Keeping your distance to keep secure

As we learned from the pandemic, it’s important to keep your distance from others when sick. When it comes to the security of your organization’s networks and assets, it’s similarly important to keep personal accounts and devices at a distance from corporate systems for network health.

Earlier this year, Cisco was infected with ransomware. The initial compromise? An employee’s personal email account.

The details of the incident illustrate common tactics used by attackers today: the employee had enabled password syncing in their web browser through their Google account, which stored the employee’s Cisco credentials.

The attackers then used the stolen Cisco credentials to sign in and bypass multi-factor authentication (MFA) through vishing (voice-phishing) and causing MFA fatigue, in which attackers send large volumes of notifications until the user accepts the requests.

This strategy eventually provided the attackers with access to the Cisco VPN. They then escalated privileges, logged in to multiple systems, added new devices, and exfiltrated data.

The damage hasn’t been limited to Cisco. Elliott Greenleaf law firm was victimized by its own employees in January 2021 when they deleted sensitive files on firm systems after downloading them to a personal USB. This incident demonstrates the importance of restricting personal devices, detecting USBs, and monitoring data exfiltration.

Cybersecurity tips for employees

The lesson for employees is that caution around how you manage your personal and corporate accounts can prevent cybersecurity incidents.
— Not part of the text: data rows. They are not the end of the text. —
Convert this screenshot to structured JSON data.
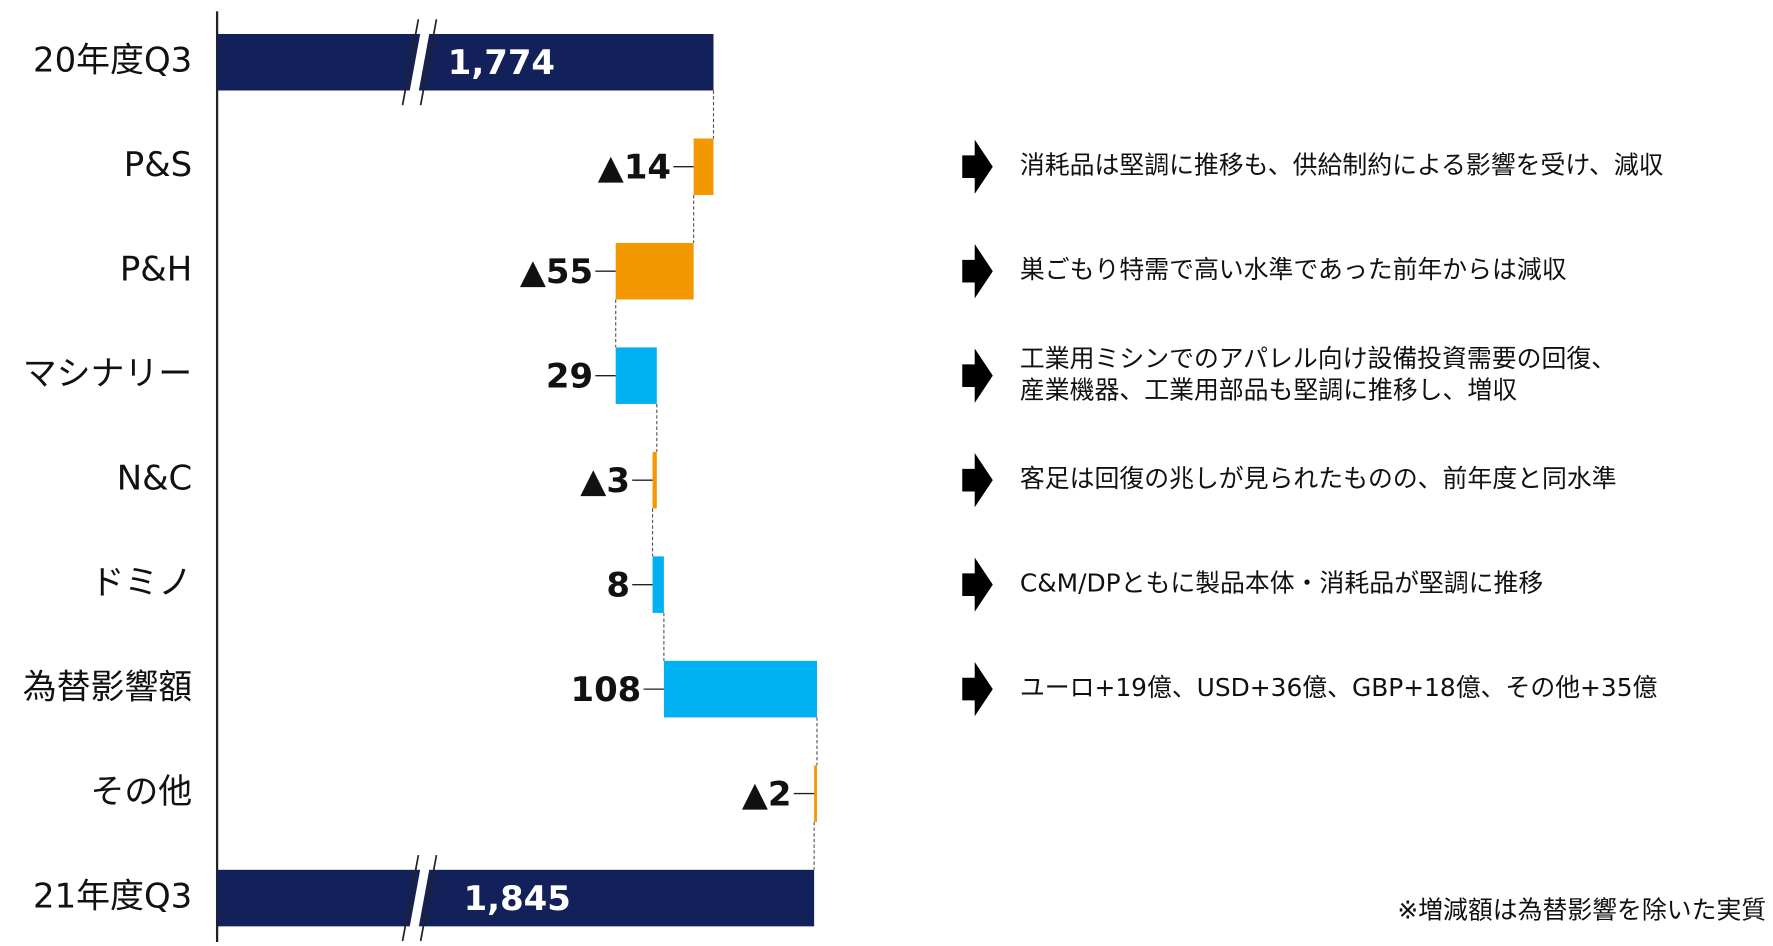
{
  "chart_data": {
    "type": "waterfall",
    "categories": [
      "20年度Q3",
      "P&S",
      "P&H",
      "マシナリー",
      "N&C",
      "ドミノ",
      "為替影響額",
      "その他",
      "21年度Q3"
    ],
    "values": [
      1774,
      -14,
      -55,
      29,
      -3,
      8,
      108,
      -2,
      1845
    ],
    "value_labels": [
      "1,774",
      "▲14",
      "▲55",
      "29",
      "▲3",
      "8",
      "108",
      "▲2",
      "1,845"
    ],
    "total_color": "#13215a",
    "increase_color": "#00b0f0",
    "decrease_color": "#f39800",
    "annotations": [
      null,
      [
        "消耗品は堅調に推移も、供給制約による影響を受け、減収"
      ],
      [
        "巣ごもり特需で高い水準であった前年からは減収"
      ],
      [
        "工業用ミシンでのアパレル向け設備投資需要の回復、",
        "産業機器、工業用部品も堅調に推移し、増収"
      ],
      [
        "客足は回復の兆しが見られたものの、前年度と同水準"
      ],
      [
        "C&M/DPともに製品本体・消耗品が堅調に推移"
      ],
      [
        "ユーロ+19億、USD+36億、GBP+18億、その他+35億"
      ],
      null,
      null
    ],
    "footnote": "※増減額は為替影響を除いた実質"
  }
}
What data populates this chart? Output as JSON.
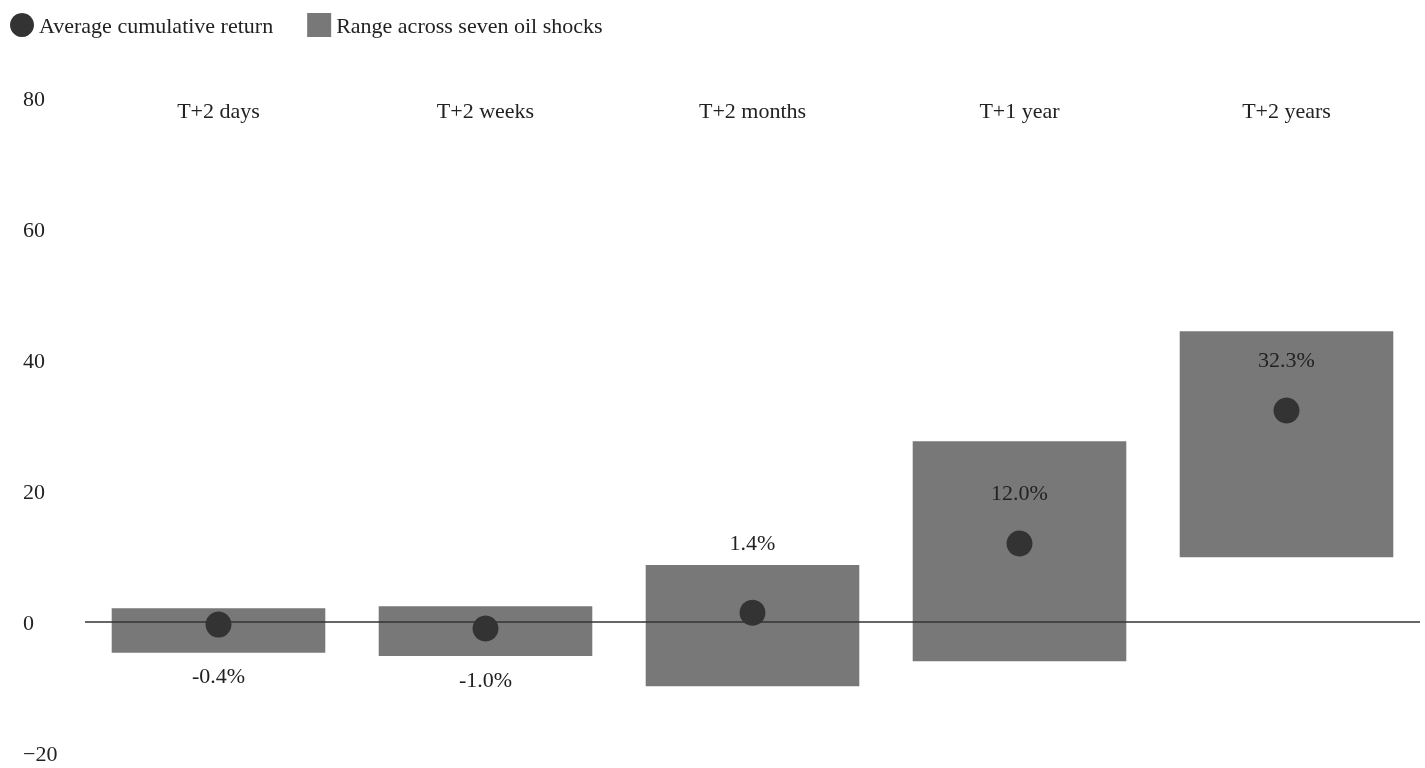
{
  "chart_data": {
    "type": "bar",
    "categories": [
      "T+2 days",
      "T+2 weeks",
      "T+2 months",
      "T+1 year",
      "T+2 years"
    ],
    "series": [
      {
        "name": "Average cumulative return",
        "type": "scatter",
        "color": "#333333",
        "marker": "circle",
        "values": [
          -0.4,
          -1.0,
          1.4,
          12.0,
          32.3
        ],
        "value_labels": [
          "-0.4%",
          "-1.0%",
          "1.4%",
          "12.0%",
          "32.3%"
        ]
      },
      {
        "name": "Range across seven oil shocks",
        "color": "#787878",
        "base": [
          -4.7,
          -5.2,
          -9.8,
          -6.0,
          9.9
        ],
        "values": [
          6.8,
          7.6,
          18.5,
          33.6,
          34.5
        ]
      }
    ],
    "ylim": [
      -20,
      80
    ],
    "yticks": [
      {
        "value": -20,
        "label": "−20"
      },
      0,
      20,
      40,
      60,
      80
    ],
    "ref_lines": [
      {
        "axis": "y",
        "value": 0,
        "color": "#333333"
      }
    ],
    "grid": false,
    "legend": "top left"
  }
}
Here are some tips to follow to ensure you make the best choice when connecting:

1. Avoid saving credentials to your web browser, whether on a corporate or personal device. Instead, use a password manager to handle your credentials. This reduces the likelihood of threat actors obtaining your credentials and using them to gain access to not only your personal accounts but your corporate ones as well.
2. Avoid emails between your personal and corporate accounts. Frequent communication between the two accounts can lead to inadvertent data loss or provide an opening for adversaries to an internal company network.
3. Do not use the same passwords created for company account access as for personal account access. If personal passwords are compromised, they can easily be used to gain access to company resources.
4. Avoid connecting personal mobile devices to company-owned or operated information systems. If your personal device is infected with malware, you are putting company networks at risk.
5. Remember that your employer’s IT services and managers will only contact you through established, official channels. Report any suspicious calls, texts, or emails to your employer’s IT or security department. Criminals will impersonate company leaders to gain access to employee credentials.

95% of cybersecurity issues can be traced back to human error. Keeping your personal devices and accounts far from corporate networks reduces the likelihood of cyberattacks at work. As with so many lessons, cybersecurity starts at home.